Według słów Robina Walkera z Valve zapewne nie. Choć nie od razu i wcale nie chodzi o rozwiązanie, nad którym pracowałoby Valve. Serwis Polygon zamieścił jego wypowiedź, według której jest przekonany, że przyszłe mody pozwolą na grę mając tylko tradycyjnie monitor, mysz i klawiaturę. Społeczność entuzjastów Hald-Life jest na tyle duża, ze zapewne taka modyfikacja zostanie stworzona, i to szybciej niż sądzimy.
Jednak Walker zaznacza, że nawet stworzenie takich modyfikacji nie będzie równoznaczne z całą rzeszą nowych zadowolonych graczy.

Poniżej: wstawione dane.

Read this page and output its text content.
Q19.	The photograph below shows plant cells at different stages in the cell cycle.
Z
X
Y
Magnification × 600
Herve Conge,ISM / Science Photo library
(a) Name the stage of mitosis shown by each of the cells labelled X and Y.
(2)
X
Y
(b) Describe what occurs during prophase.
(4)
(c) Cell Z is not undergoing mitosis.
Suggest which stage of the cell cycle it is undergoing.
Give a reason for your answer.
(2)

W końcu Half-Life: Alyx od początku było pomyślane jako doświadczenie VR, a nie zwyczajna gra na monitor, więc może sporo stracić. Do tej pory oceny wg statystyk Metacritic wynoszą 92 punktów na 100 z recenzji i 8.9 z 10 według społeczności graczy.
Half-Life: Alyx "na monitor" może nie być tak dobrą grą
Jeśli jeden z deweloperów pracujących nad Half-Life: Alyx nie ma nic przeciwko ewentualnym modom, to bardzo dobrze, ale sytuacja jest słodko-gorzka. To zarazem świetna wiadomość dla wszystkich, który łakną kolejnych gier w uniwersum Half-Life, ale z różnych powodów nie mogą pozwolić sobie na kupno headsetu VR, ale zła w kwestii przeżyć. Coś, co świetnie sprawdza się w wirtualnej rzeczywistości, nie musi być aż tak unikalne i zachwalane w klasycznej rozgrywce.

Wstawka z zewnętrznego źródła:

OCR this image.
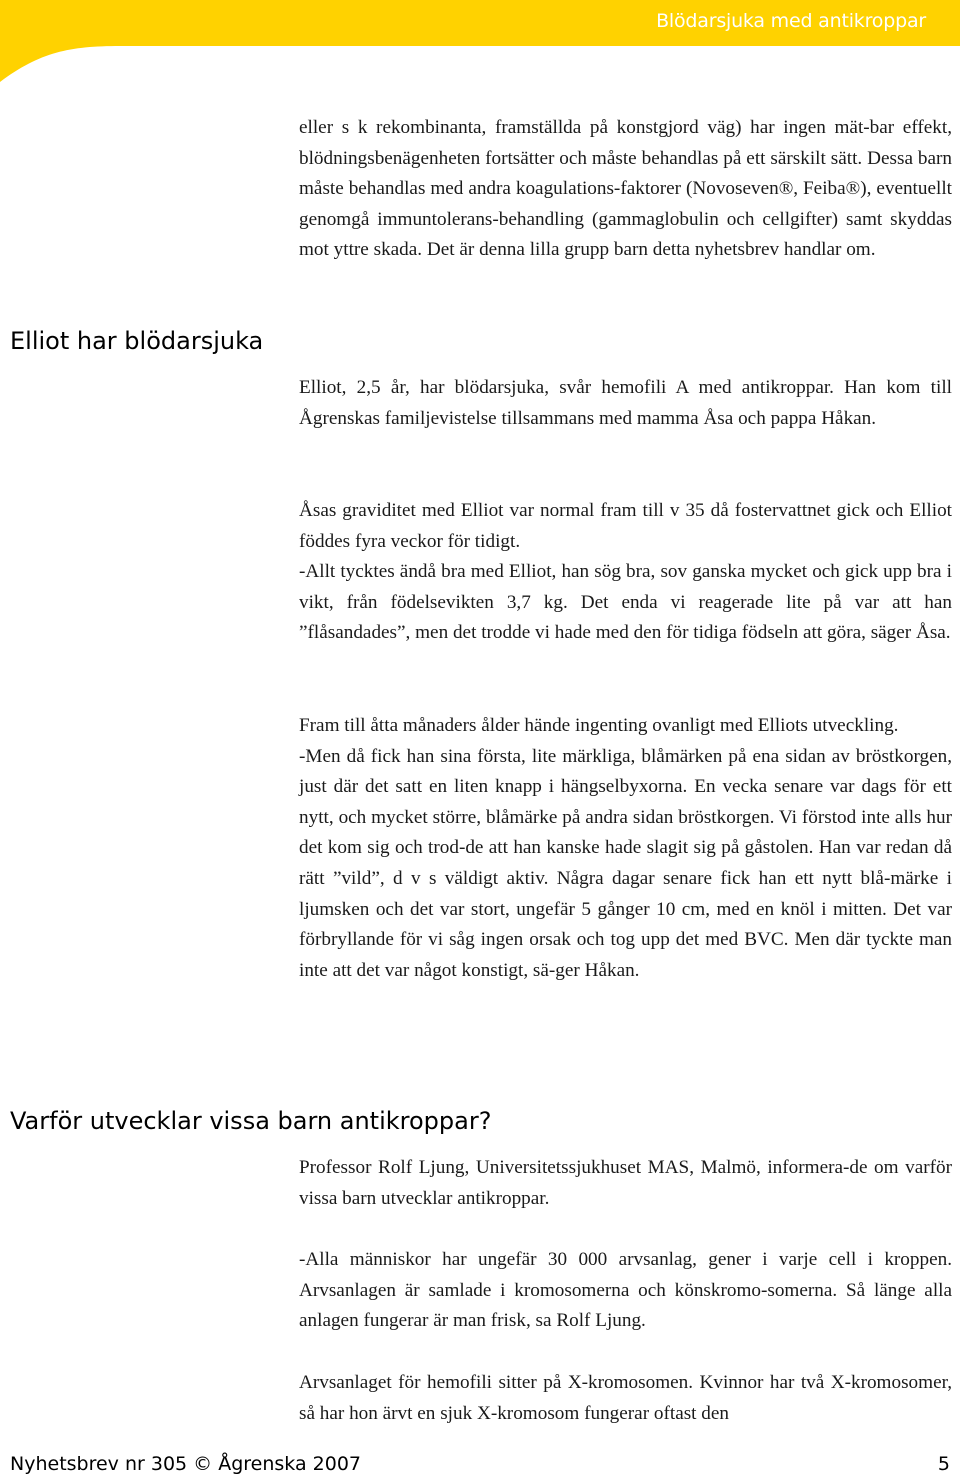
Blödarsjuka med antikroppar

eller s k rekombinanta, framställda på konstgjord väg) har ingen mät-bar effekt, blödningsbenägenheten fortsätter och måste behandlas på ett särskilt sätt. Dessa barn måste behandlas med andra koagulations-faktorer (Novoseven®, Feiba®), eventuellt genomgå immuntolerans-behandling (gammaglobulin och cellgifter) samt skyddas mot yttre skada. Det är denna lilla grupp barn detta nyhetsbrev handlar om.

Elliot har blödarsjuka

Elliot, 2,5 år, har blödarsjuka, svår hemofili A med antikroppar. Han kom till Ågrenskas familjevistelse tillsammans med mamma Åsa och pappa Håkan.

Åsas graviditet med Elliot var normal fram till v 35 då fostervattnet gick och Elliot föddes fyra veckor för tidigt.

-Allt tycktes ändå bra med Elliot, han sög bra, sov ganska mycket och gick upp bra i vikt, från födelsevikten 3,7 kg. Det enda vi reagerade lite på var att han ”flåsandades”, men det trodde vi hade med den för tidiga födseln att göra, säger Åsa.

Fram till åtta månaders ålder hände ingenting ovanligt med Elliots utveckling.

-Men då fick han sina första, lite märkliga, blåmärken på ena sidan av bröstkorgen, just där det satt en liten knapp i hängselbyxorna. En vecka senare var dags för ett nytt, och mycket större, blåmärke på andra sidan bröstkorgen. Vi förstod inte alls hur det kom sig och trod-de att han kanske hade slagit sig på gåstolen. Han var redan då rätt ”vild”, d v s väldigt aktiv. Några dagar senare fick han ett nytt blå-märke i ljumsken och det var stort, ungefär 5 gånger 10 cm, med en knöl i mitten. Det var förbryllande för vi såg ingen orsak och tog upp det med BVC. Men där tyckte man inte att det var något konstigt, sä-ger Håkan.

Varför utvecklar vissa barn antikroppar?

Professor Rolf Ljung, Universitetssjukhuset MAS, Malmö, informera-de om varför vissa barn utvecklar antikroppar.

-Alla människor har ungefär 30 000 arvsanlag, gener i varje cell i kroppen. Arvsanlagen är samlade i kromosomerna och könskromo-somerna. Så länge alla anlagen fungerar är man frisk, sa Rolf Ljung.

Arvsanlaget för hemofili sitter på X-kromosomen. Kvinnor har två X-kromosomer, så har hon ärvt en sjuk X-kromosom fungerar oftast den

Nyhetsbrev nr 305 © Ågrenska 2007	5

Podobnie myśli sam Robin Walker. Dodaje, że jeśli gracze równie dobrze będą bawić się w wersji z jakąś "monitorową" modyfikacją, to znaczy, że zespół deweloperów nie wycisnął wszystkiego z możliwości technologii VR. Przynajmniej plusem jest to, że nie trzeba mieć wyłącznie gogli Valve Index. Wystarczą inne zgodne ze SteamVR (np. linia HTC Vive czy produkty systemu Windows Mixed Reality).